O maior mérito para isso está na abordagem de uma realidade extremamente palpável, qual seja, a de uma modernidade líquida em que as pessoas dependem em demasia do mundo virtual, a ponto de lá vivem uma vida paralela, relegando ao mundo real um papel secundário de relações humanas efêmeras e superficiais. Prepondera o individualismo a ponto de, na trama, um pai admitir que conhece pouquíssimo da vida de sua filha – resultado, evidentemente, da fluidez dos laços afetivos (os familiares não são exceção), que constituem um amor líquido (volúvel, momentâneo e com mesmo valor que as conexões virtuais).

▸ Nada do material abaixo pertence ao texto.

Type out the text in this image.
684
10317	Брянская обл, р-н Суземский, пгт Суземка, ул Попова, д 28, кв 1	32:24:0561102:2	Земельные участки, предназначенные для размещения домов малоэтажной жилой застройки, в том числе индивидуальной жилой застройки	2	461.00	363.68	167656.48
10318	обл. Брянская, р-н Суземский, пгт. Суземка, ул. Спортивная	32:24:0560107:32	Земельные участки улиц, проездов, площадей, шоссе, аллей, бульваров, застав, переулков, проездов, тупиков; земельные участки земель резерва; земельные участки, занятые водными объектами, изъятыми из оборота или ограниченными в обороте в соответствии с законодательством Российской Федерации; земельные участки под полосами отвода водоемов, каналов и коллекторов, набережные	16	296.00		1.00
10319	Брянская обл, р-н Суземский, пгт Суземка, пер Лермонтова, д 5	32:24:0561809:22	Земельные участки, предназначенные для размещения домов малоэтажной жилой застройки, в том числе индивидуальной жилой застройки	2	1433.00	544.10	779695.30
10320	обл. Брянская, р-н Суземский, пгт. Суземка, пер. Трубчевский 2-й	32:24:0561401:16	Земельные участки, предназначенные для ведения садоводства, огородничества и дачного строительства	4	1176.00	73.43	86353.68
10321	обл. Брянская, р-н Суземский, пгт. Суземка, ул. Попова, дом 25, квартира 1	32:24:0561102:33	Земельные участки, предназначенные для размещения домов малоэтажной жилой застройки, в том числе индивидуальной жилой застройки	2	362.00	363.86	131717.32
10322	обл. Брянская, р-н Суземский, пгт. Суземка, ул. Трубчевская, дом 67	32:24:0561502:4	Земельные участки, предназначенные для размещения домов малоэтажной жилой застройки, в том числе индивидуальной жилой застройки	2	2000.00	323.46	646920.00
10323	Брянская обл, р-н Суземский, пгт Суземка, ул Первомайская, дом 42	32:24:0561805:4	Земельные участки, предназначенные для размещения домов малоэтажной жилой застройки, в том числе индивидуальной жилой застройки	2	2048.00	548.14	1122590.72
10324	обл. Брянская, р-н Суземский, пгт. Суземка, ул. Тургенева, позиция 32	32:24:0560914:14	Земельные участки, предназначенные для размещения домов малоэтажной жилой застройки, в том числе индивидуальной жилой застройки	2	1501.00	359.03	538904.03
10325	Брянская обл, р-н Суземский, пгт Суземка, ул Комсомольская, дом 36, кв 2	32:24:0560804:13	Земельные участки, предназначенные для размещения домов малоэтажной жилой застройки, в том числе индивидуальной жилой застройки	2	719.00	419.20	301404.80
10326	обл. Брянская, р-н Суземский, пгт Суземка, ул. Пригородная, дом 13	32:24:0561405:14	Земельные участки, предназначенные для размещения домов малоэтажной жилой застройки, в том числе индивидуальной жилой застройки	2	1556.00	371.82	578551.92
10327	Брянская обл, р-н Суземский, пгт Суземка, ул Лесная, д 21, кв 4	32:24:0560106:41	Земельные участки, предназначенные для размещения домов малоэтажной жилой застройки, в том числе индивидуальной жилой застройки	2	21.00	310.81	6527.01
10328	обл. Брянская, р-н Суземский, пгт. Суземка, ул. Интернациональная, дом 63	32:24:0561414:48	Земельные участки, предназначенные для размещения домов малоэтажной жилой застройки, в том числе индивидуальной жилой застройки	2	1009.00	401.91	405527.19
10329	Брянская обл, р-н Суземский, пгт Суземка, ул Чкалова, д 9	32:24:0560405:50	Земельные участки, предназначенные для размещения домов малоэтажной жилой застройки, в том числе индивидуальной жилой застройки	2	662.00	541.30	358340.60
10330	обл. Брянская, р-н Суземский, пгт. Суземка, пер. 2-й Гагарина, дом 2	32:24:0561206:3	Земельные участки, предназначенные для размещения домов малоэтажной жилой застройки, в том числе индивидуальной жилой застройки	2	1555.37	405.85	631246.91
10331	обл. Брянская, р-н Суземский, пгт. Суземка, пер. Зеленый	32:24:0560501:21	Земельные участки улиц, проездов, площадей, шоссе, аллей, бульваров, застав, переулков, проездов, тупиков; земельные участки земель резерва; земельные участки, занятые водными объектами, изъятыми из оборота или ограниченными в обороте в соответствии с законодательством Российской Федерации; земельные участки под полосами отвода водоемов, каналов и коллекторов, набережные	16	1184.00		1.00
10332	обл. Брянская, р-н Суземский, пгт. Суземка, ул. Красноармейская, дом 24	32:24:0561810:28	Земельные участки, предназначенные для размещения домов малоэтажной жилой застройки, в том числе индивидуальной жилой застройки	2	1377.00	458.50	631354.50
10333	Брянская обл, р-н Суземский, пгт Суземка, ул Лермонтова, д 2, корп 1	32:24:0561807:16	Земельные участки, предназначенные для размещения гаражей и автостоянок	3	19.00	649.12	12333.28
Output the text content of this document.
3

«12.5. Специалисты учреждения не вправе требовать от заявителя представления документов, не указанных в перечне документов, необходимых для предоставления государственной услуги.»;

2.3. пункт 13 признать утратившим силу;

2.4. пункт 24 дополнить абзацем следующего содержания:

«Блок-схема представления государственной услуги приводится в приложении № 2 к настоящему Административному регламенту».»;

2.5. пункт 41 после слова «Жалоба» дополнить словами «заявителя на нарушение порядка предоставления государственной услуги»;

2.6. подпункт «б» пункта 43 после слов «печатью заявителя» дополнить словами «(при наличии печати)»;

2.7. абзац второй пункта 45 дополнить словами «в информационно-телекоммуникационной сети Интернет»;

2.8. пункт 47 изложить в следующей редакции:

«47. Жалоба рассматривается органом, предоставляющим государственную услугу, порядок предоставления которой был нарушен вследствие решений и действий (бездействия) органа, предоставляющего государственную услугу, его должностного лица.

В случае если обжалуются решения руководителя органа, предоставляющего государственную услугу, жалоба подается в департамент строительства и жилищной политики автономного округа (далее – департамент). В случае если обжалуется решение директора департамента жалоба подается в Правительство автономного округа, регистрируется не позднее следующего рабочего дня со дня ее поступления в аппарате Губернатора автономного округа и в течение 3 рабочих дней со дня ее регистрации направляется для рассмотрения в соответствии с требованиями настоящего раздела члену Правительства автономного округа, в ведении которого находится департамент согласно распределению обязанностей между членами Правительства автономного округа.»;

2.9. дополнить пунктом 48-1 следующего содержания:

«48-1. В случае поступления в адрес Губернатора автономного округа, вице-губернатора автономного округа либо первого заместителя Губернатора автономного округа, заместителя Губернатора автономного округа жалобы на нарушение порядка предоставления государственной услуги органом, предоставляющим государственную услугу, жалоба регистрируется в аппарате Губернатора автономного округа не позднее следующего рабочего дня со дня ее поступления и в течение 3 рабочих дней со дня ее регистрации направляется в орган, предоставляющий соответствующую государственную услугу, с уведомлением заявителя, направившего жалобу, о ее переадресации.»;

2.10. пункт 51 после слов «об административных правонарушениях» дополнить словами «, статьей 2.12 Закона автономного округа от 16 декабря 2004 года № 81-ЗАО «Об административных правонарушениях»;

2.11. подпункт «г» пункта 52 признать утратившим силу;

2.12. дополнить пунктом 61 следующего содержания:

É verdade que há algo positivo disso tudo, como o poder construtivo das redes sociais, que são capazes de impulsionar uma causa nobre (por exemplo, através de hashtags). Entretanto, elas constituem uma selva em que, igualmente, a sordidez humana – o lado sombrio da sociedade líquida – encontra amparo. As duas faces dessa moeda não foram ignoradas pelo filme, que é muito bom nesse quesito.

Na direção, Chaganty estreia como um cineasta bastante ousado – e, a depender do público, excessivamente ousado. Todo o filme é assistido como se o espectador residisse no mundo virtual e assistisse aos eventos da película do ponto de vista de um computador. Há um quê de voyeurista enaltecido, além de uma metalinguagem inusitada: a câmera não adota um olhar objetivo e alheio à diegese (ocularização objetiva, na terminologia de Jost), tampouco acolhe a perspectiva subjetiva (ocularização subjetiva), mas se coloca em um meio-termo, já que a maior parte da ação é enxergada através da tela do computador usado pelo protagonista.

Em outras palavras, é como se o espectador estivesse dentro do computador, acompanhando os atos de David através da sua webcam, mesmo quando ela não é usada. Essa inserção diegética se torna problemática, contudo, quando ele sai do computador, por exemplo ao dirigir, quando a saída encontrada não apresenta a coesão necessária. Também em outros momentos, em geral, na segunda metade da película, não faz sentido algum – ao menos dentro da técnica adotada – mostrar reportagens da investigação, tendo em vista que nem sempre é o que David está vendo. Se a ideia fosse colocar a câmera como um terceiro, integrante da diegese, mas alheio à trama, a cena que se passa no apartamento do irmão do protagonista seria descabida em razão da onipresença desse terceiro.

Em síntese, o ponto de vista adotado é o da realidade virtual, usando diversas “muletas” para permitir onisciência e onipresença do público sem prejuízo da própria técnica. Se colocar uma tela dentro da tela de cinema não for um incômodo (embora seja potencialmente claustrofóbico ou, no mínimo, angustiante), a experiência não será afetada pela metodologia adotada – o que é provável em tempos em que o mundo é constantemente visto através de uma tela como intermediária.